Dzisiaj idę z pacjentem na spacer. Mama chłopca źle się czuje, nie jest w stanie wyjść z dzieckiem, a słońce mimo mrozu jest bardzo kuszące. Chłopak stoi przy drzwiach od balkonu i uparcie wskazuje na ogród. Chce wyjść i nic innego się teraz dla niego nie liczy. No to idziemy. Dwunastolatek siedzi w wózku inwalidzkim otulony szczelnie szalikiem o grubym splocie. Właściwie widać tylko kawałek nosa i oczy zerkające sennie spod zsuwającej się na czoło czapki. Nie zmarzniemy, to pewne. Dróżka, wzdłuż której szemrzy strumyk, biegnie do lasu, więc idziemy. Opowiadam Emilowi, co widzę, ale chyba nie jest zainteresowany, głowa opada mu lekko w dół. Pewnie się zdrzemnie. Nagle niechcący najeżdżam kołem wózka na leżący na ścieżce patyk. Spod koła wydobywa się charakterystyczny trzask pękającej gałązki, a spod fałdów szalika słychać głośny śmiech. Najeżdżam na gałązkę drugi raz, tym razem specjalnie. Znowu śmiech. I tak już wygląda reszta naszego spaceru. Emil śmieje się za każdym razem.

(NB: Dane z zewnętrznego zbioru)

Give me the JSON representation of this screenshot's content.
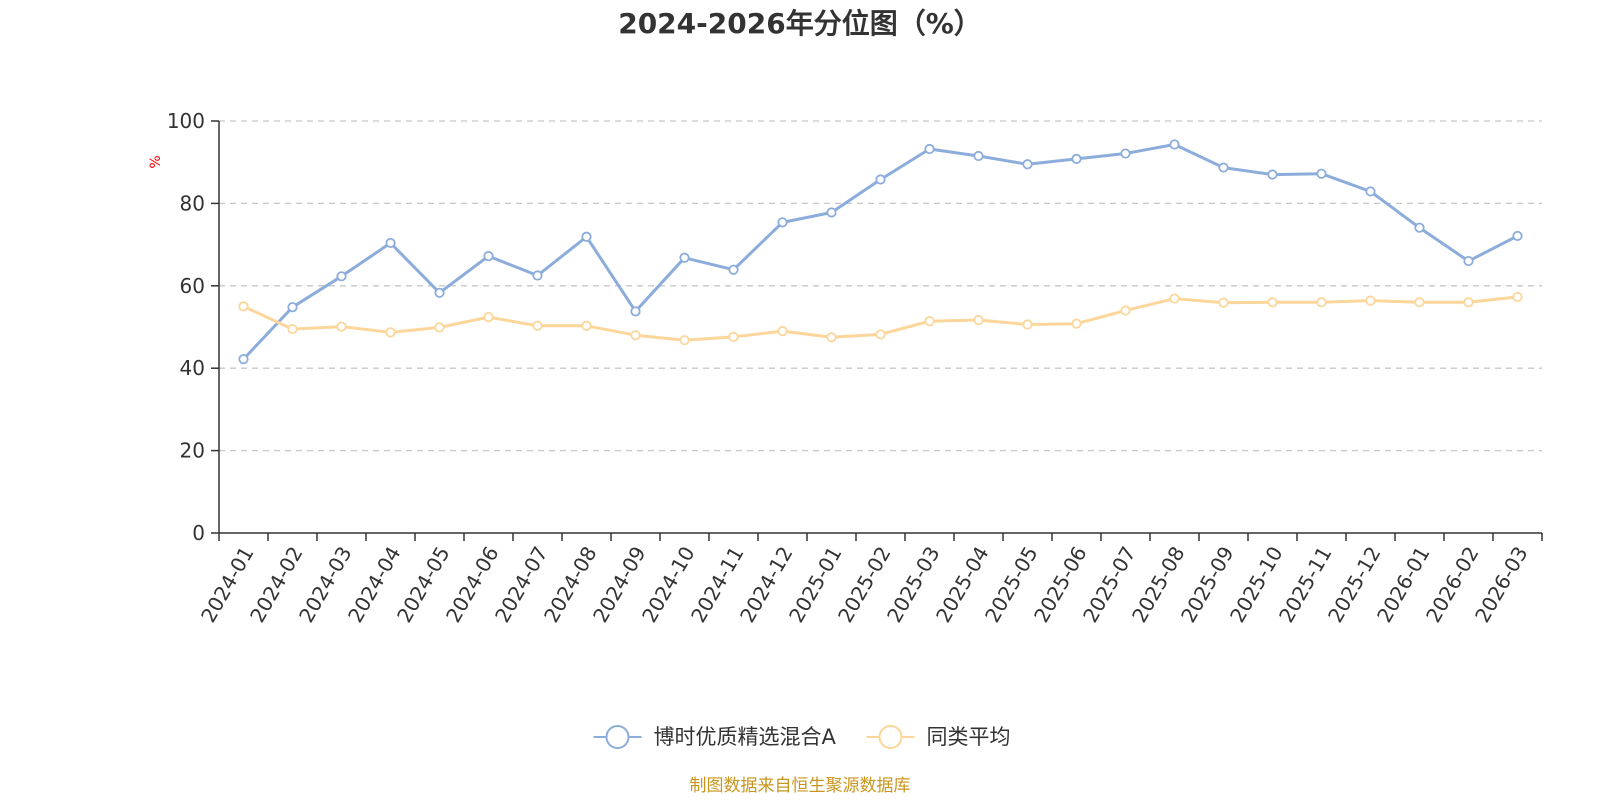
{
  "chart_data": {
    "type": "line",
    "title": "2024-2026年分位图（%）",
    "ylabel": "%",
    "xlabel": "",
    "ylim": [
      0,
      100
    ],
    "yticks": [
      0,
      20,
      40,
      60,
      80,
      100
    ],
    "grid": true,
    "legend_position": "bottom-center",
    "categories": [
      "2024-01",
      "2024-02",
      "2024-03",
      "2024-04",
      "2024-05",
      "2024-06",
      "2024-07",
      "2024-08",
      "2024-09",
      "2024-10",
      "2024-11",
      "2024-12",
      "2025-01",
      "2025-02",
      "2025-03",
      "2025-04",
      "2025-05",
      "2025-06",
      "2025-07",
      "2025-08",
      "2025-09",
      "2025-10",
      "2025-11",
      "2025-12",
      "2026-01",
      "2026-02",
      "2026-03"
    ],
    "series": [
      {
        "name": "博时优质精选混合A",
        "color": "#8caddb",
        "values": [
          42.2,
          54.8,
          62.3,
          70.4,
          58.3,
          67.2,
          62.5,
          71.9,
          53.8,
          66.8,
          63.9,
          75.4,
          77.8,
          85.8,
          93.2,
          91.5,
          89.5,
          90.8,
          92.1,
          94.3,
          88.7,
          87.0,
          87.2,
          82.9,
          74.1,
          66.0,
          72.1
        ]
      },
      {
        "name": "同类平均",
        "color": "#fcd69a",
        "values": [
          55.0,
          49.5,
          50.1,
          48.7,
          49.9,
          52.4,
          50.3,
          50.3,
          48.0,
          46.8,
          47.6,
          49.0,
          47.5,
          48.2,
          51.4,
          51.7,
          50.6,
          50.8,
          54.0,
          56.9,
          55.9,
          56.0,
          56.0,
          56.4,
          56.0,
          56.0,
          57.3
        ]
      }
    ]
  },
  "footer": {
    "source": "制图数据来自恒生聚源数据库"
  }
}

Tak wygląda dzisiejsza wizyta psychologiczna. Dobra praca to taka, w której nigdy nie jest nudno, a w hospicjum dla dzieci każda wizyta u rodziny jest inna. Przyjechałam jako psycholog, ale rodzina potrzebowała zupełnie czegoś innego w tym dniu. A my jesteśmy po to, aby pomagać, aby chociaż trochę było lżej, przyjemniej, bezpieczniej. To też jest praca psychologa w hospicjum.